In Melbourne Tonight


In Melbourne Tonight, also known as IMT, was a highly popular nightly Logie award-winning Australian variety television show produced at GTV-9 Melbourne from 6 May 1957 to 1970.

Overview

was the show's main host and star attraction but other presenters were often called on to present the show on certain nights. In Melbourne Tonight had as many as 50 different presenters over its 13 years on air. The format of the show was inspired by the American Tonight Show on NBC, but Kennedy's exuberant charisma was the key to the success of IMT.
The show originally had its own self-titled theme song, written by IMT first band leader Lee Gallagher, but for most of its run, it adopted the tune of Gee, But You're Swell, written by Abel Baer and Charles Tobias in 1936.
Geoff Corke was Kennedy's offsider until 1959 when Bert Newton joined GTV-9 from HSV-7 to become Kennedy's straight man.

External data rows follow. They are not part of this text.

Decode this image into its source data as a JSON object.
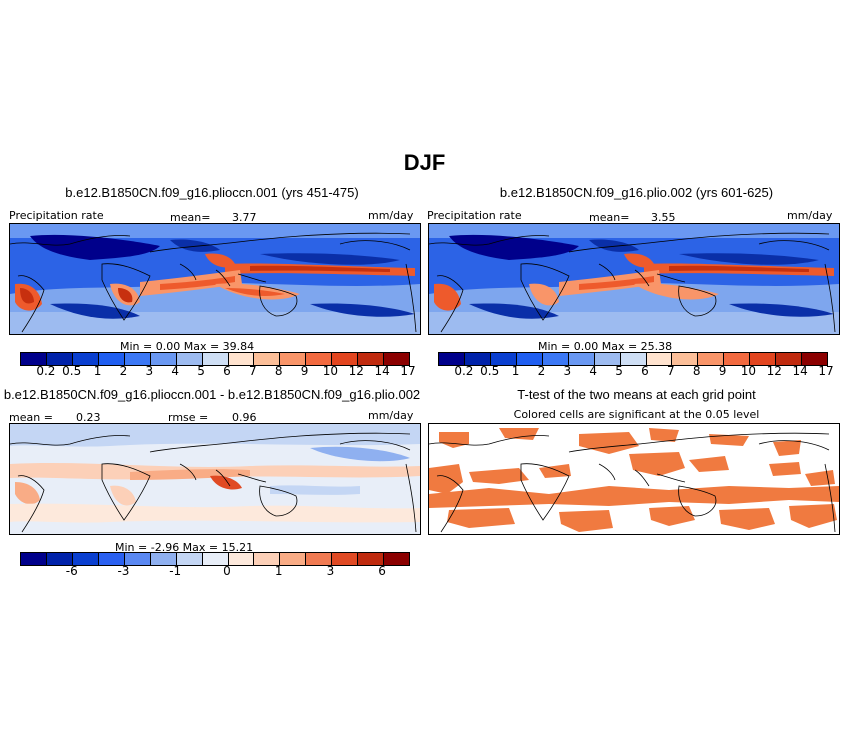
{
  "title": "DJF",
  "panels": [
    {
      "title": "b.e12.B1850CN.f09_g16.plioccn.001 (yrs 451-475)",
      "variable": "Precipitation rate",
      "mean_label": "mean=",
      "mean_value": "3.77",
      "units": "mm/day",
      "minmax": "Min =    0.00  Max =   39.84",
      "colorbar_colors": [
        "#00008b",
        "#0022aa",
        "#0a3fd0",
        "#1f5ef0",
        "#3c78f5",
        "#6a98f2",
        "#9dbbf0",
        "#cfdff5",
        "#ffe3cf",
        "#fcbf99",
        "#f99569",
        "#f26a40",
        "#e2451f",
        "#c02a0e",
        "#8b0000"
      ],
      "colorbar_labels": [
        "0.2",
        "0.5",
        "1",
        "2",
        "3",
        "4",
        "5",
        "6",
        "7",
        "8",
        "9",
        "10",
        "12",
        "14",
        "17"
      ]
    },
    {
      "title": "b.e12.B1850CN.f09_g16.plio.002 (yrs 601-625)",
      "variable": "Precipitation rate",
      "mean_label": "mean=",
      "mean_value": "3.55",
      "units": "mm/day",
      "minmax": "Min =    0.00  Max =   25.38",
      "colorbar_colors": [
        "#00008b",
        "#0022aa",
        "#0a3fd0",
        "#1f5ef0",
        "#3c78f5",
        "#6a98f2",
        "#9dbbf0",
        "#cfdff5",
        "#ffe3cf",
        "#fcbf99",
        "#f99569",
        "#f26a40",
        "#e2451f",
        "#c02a0e",
        "#8b0000"
      ],
      "colorbar_labels": [
        "0.2",
        "0.5",
        "1",
        "2",
        "3",
        "4",
        "5",
        "6",
        "7",
        "8",
        "9",
        "10",
        "12",
        "14",
        "17"
      ]
    },
    {
      "title": "b.e12.B1850CN.f09_g16.plioccn.001 - b.e12.B1850CN.f09_g16.plio.002",
      "mean_label": "mean =",
      "mean_value": "0.23",
      "rmse_label": "rmse =",
      "rmse_value": "0.96",
      "units": "mm/day",
      "minmax": "Min =   -2.96  Max =   15.21",
      "colorbar_colors": [
        "#00008b",
        "#0022aa",
        "#0a3fd0",
        "#2a60f0",
        "#5a88f2",
        "#8fb0f0",
        "#c4d6f4",
        "#e8eef8",
        "#fde9dc",
        "#fcd0b8",
        "#f9ac86",
        "#f07a52",
        "#e04a24",
        "#bf2a0e",
        "#8b0000"
      ],
      "colorbar_labels": [
        "-6",
        "-3",
        "-1",
        "0",
        "1",
        "3",
        "6"
      ]
    },
    {
      "title": "T-test of the two means at each grid point",
      "subtitle": "Colored cells are significant at the 0.05 level",
      "fill_color": "#f07a40"
    }
  ],
  "colors": {
    "deep_blue": "#0a2fa8",
    "mid_blue": "#2c63e6",
    "light_blue": "#7ea6ee",
    "pale_blue": "#c9dbf6",
    "pale_red": "#fbd6bf",
    "red": "#ee5a2c",
    "dark_red": "#c7300f"
  }
}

This began a professional partnership that continued for many years and a friendship that continued until Kennedy's death in 2005.
Other In Melbourne Tonight regulars included Joff Ellen, Val Ruff, Panda Lisner, Anne Marie Fabry, Mary Hardy, Rosie Sturgess, Patti McGrath, Toni Lamond, Philip Brady, Johnny Ladd, Noel Ferrier, Elaine McKenna, Bill McCormick, Ted Hamilton, The Tune Twisters and the Channel 9 Ballet.
The ballet troupe was known as the Royal Dancers. Performers included Denise Drysdale and Roma Egan, directed by Valmai Ennor, a former dancer with the Sadler's Wells Ballet.
From 1960, a Friday night syndicated "national" edition of the program aired under the title The Graham Kennedy Show, with highlights packages being shown as The Best of IMT and The Best of Kennedy.
On 7 July 1965, IMT featured a then-innovative interstate live split-screen link with The Tonight Show on TCN-9 Sydney, via the recently completed co-axial cable linking Melbourne and Sydney.
Kennedy signed off from In Melbourne Tonight on 23 December 1969 after twelve years. On his final program, he was given a crown—made by the GTV-9 props department—symbolising his reign as king of Australian television.
The following year, IMT continued with four hosts, each on a different night of the week—Jimmy Hannan, Ugly Dave Gray, Bert Newton and Stuart Wagstaff. The program was gradually scaled back from four nights a week to three, then two, with the remaining shows renamed as The Ugly Dave Gray Show and Tonight With Stuart Wagstaff until they were finally axed in March 1971.
On 20 October 1970, during one of the final programs under the IMT banner, British actor Patrick Wymark was scheduled to appear as a guest to promote a theatre play and a TV special. His non-appearance prompted jokes between host Stuart Wagstaff and guest Richard Deacon until news reached GTV-9 that Wymark had collapsed in his hotel room. His death was announced at the end of the program.
In Melbourne Tonight created a long-standing legacy of live variety programs for several decades from GTV-9. Most of the videotapes were erased and reused after broadcast and consequently fewer than 100 episodes survive today out of the thousands produced and broadcast.
When Kennedy returned to GTV-9 in the early 1970s, he launched his own weekly variety show for the Nine Network, The Graham Kennedy Show, but it did not recapture the success of the original In Melbourne Tonight, and was latterly succeeded by The Ernie Sigley Show and The Don Lane Show.

Late-1990s version

In 1996, the format was revived under the title IMT, hosted by Frankie J. Holden and screened as a Monday night variety show. Featured on the show were the comedic stylings of Steven Jacobs, Denise Drysdale, Ann-Maree Biggar and Julia Morris, who was best known for presenting "The Morris Report", a comedic take on the news events of the previous week. The show ran until 27 November 1998.